Chong explains: “Where the damage is [of] such an extent that the asset is destroyed, it is possible that the renovation involves reconstruction of the entire or substantially the whole asset, in which case the expenditure is capital in nature and usually not deductible. The capital expenditure would only be deductible if a specific building allowance applied, for example the building allowance over 20 years available for buildings used in the process of manufacture or research and development. Capital expenditure incurred which is not deductible in terms of a specific provision and which exceeds the Sasria compensation received would then form part of the base cost of the building, reducing capital gains on the future sale of the building.”
She adds: “Where the Sasria compensation is greater than the base cost of the building and the compensation is used to construct the replacement building within 12 months and brought into use within three years, the owner can elect to have any resulting capital gains or recoupment proportionately spread over the new write-off period.”
Lessees claiming leasehold improvements
A lessee impacted by the riots should study the lease agreement.
The lease agreement may require the lessee to carry out improvements to the land or building leased. In this case, the lessee would usually be able to claim as a deduction the ‘fair and reasonable value’ incurred in carrying out the required improvements.

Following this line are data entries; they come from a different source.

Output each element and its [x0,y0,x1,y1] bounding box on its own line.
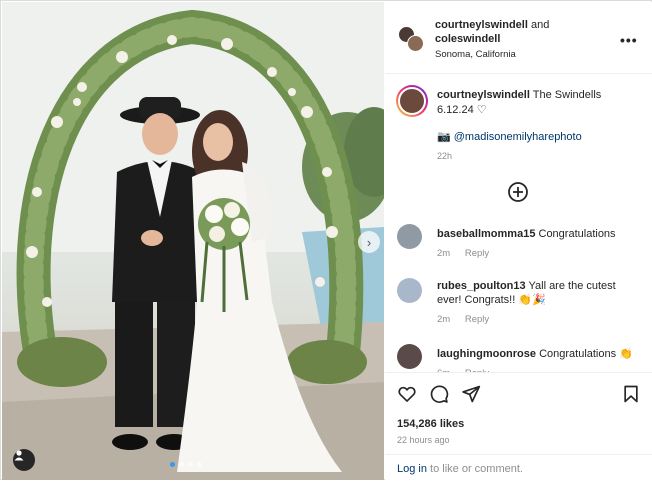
caption-avatar[interactable] [396,85,428,117]
location-link[interactable]: Sonoma, California [435,49,516,60]
header-usernames: courtneylswindell and coleswindell [435,18,605,46]
caption-credit: 📷 @madisonemilyharephoto [437,130,642,143]
carousel-dot [197,462,202,467]
carousel-dot [170,462,175,467]
comment-body: Congratulations 👏 [539,348,633,360]
post-header: courtneylswindell and coleswindell Sonom… [385,2,652,74]
header-user1[interactable]: courtneylswindell [435,19,528,31]
likes-count[interactable]: 154,286 likes [397,418,464,430]
carousel-dot [179,462,184,467]
comment-time: 2m [437,248,451,259]
more-icon[interactable]: ••• [620,32,638,48]
credit-mention-link[interactable]: @madisonemilyharephoto [454,131,582,143]
comment-body: Congratulations [538,228,616,240]
login-prompt-text: to like or comment. [430,463,523,475]
action-bar: 154,286 likes 22 hours ago Log in to lik… [385,372,652,482]
carousel-dots [170,462,202,467]
avatar[interactable] [397,344,422,369]
avatar[interactable] [397,224,422,249]
wedding-photo-illustration [2,2,384,480]
heart-icon[interactable] [397,384,417,404]
caption-body: The Swindells [532,89,602,101]
comment-username[interactable]: rubes_poulton13 [437,280,526,292]
reply-button[interactable]: Reply [465,314,489,325]
comment-text: laughingmoonrose Congratulations 👏 [437,347,642,361]
caption-username[interactable]: courtneylswindell [437,89,530,101]
login-prompt: Log in to like or comment. [385,454,652,482]
carousel-next-button[interactable]: › [358,231,380,253]
post-timestamp: 22 hours ago [397,435,450,445]
header-user2[interactable]: coleswindell [435,33,500,45]
post-photo[interactable]: › [2,2,384,480]
caption-time: 22h [437,151,453,161]
instagram-post: › courtneylswindell and coleswindell Son… [0,0,652,482]
user-tag-icon [14,450,24,461]
share-icon[interactable] [461,384,481,404]
camera-icon: 📷 [437,131,451,143]
comment-meta: 2m Reply [437,248,501,259]
comment-meta: 2m Reply [437,314,501,325]
load-more-icon[interactable] [506,180,530,204]
comment-username[interactable]: baseballmomma15 [437,228,535,240]
chevron-right-icon: › [366,234,372,250]
caption-date: 6.12.24 ♡ [437,104,487,116]
caption-text: courtneylswindell The Swindells 6.12.24 … [437,88,642,118]
collab-avatars[interactable] [398,26,424,52]
avatar [407,35,424,52]
comment-time: 2m [437,314,451,325]
comment-text: rubes_poulton13 Yall are the cutest ever… [437,279,642,307]
header-and-text: and [530,19,550,31]
tagged-users-button[interactable] [13,449,35,471]
comment-username[interactable]: laughingmoonrose [437,348,536,360]
avatar[interactable] [397,278,422,303]
comment-icon[interactable] [429,384,449,404]
carousel-dot [188,462,193,467]
bookmark-icon[interactable] [621,384,641,404]
reply-button[interactable]: Reply [465,248,489,259]
comment-text: baseballmomma15 Congratulations [437,227,642,241]
post-side-panel: courtneylswindell and coleswindell Sonom… [385,2,652,482]
login-link[interactable]: Log in [397,463,427,475]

This ‘leasehold improvement’ may be deducted over the period of the lease up to a maximum of 25 years.
The lease improvement will be subject to tax in the lessor’s hands “in the year in which the right to have the improvement accrues to the lessor, less the present value of the full value of the improvements over the lease period discounted at 6%”, according to Chong.
She says the “repairs to shelving, flooring, windows and doors as a result of the looting would usually be deductible in full in the year the expense was incurred as they are likely to be repairs”.
She adds: “Where the tenant receives Sasria compensation for the repairs, there is a deemed output Vat on the payment received if the tenant is a Vat vendor. The compensation received for repair expenses would be a recovery and not claimable as deductions. In effect, amounts incurred for repairs which [are] more than the Sasria compensation would be claimable as deductions.”
Chong cautions that “capital type expenditure necessary where the building is burnt to the ground is more complicated”.
She advises that the “remaining unclaimed ‘leasehold improvement’ deductions potentially give rise to a capital loss for the tenant, with the Sasria compensation payment as proceeds”.
“This could give rise to a recoupment for deductions claimed previously and/or capital gain. Where the Sasria compensation is greater than the base cost of the building and the compensation is used to construct the replacement building within 12 months and brought into use within three years, the tenant can elect to have any capital gains or recoupment proportionately spread over the new write-off period.”
Taxpayers are advised that they have the burden of proving any deductions claimed.
They must be prepared to provide supporting documentation. Sars is likely to carefully scrutinise the tax treatment of the Sasria/insurance compensation payments and resulting tax implications, including any tax deductions claimed.
Chong advises: “Ultimately, whether expenses are for repairs, improvement or replacement asset[s] will be very fact-specific. The interplay between the availability of specific building allowances or leasehold improvement deductions for lessees give rise to added complexity.”
She recommends: “Taxpayers should seek advice where necessary to ensure that the Sasria/insurance compensation payments do not give rise to an unexpected tax bill down the line in the form of additional assessments from Sars, with penalties and interest.”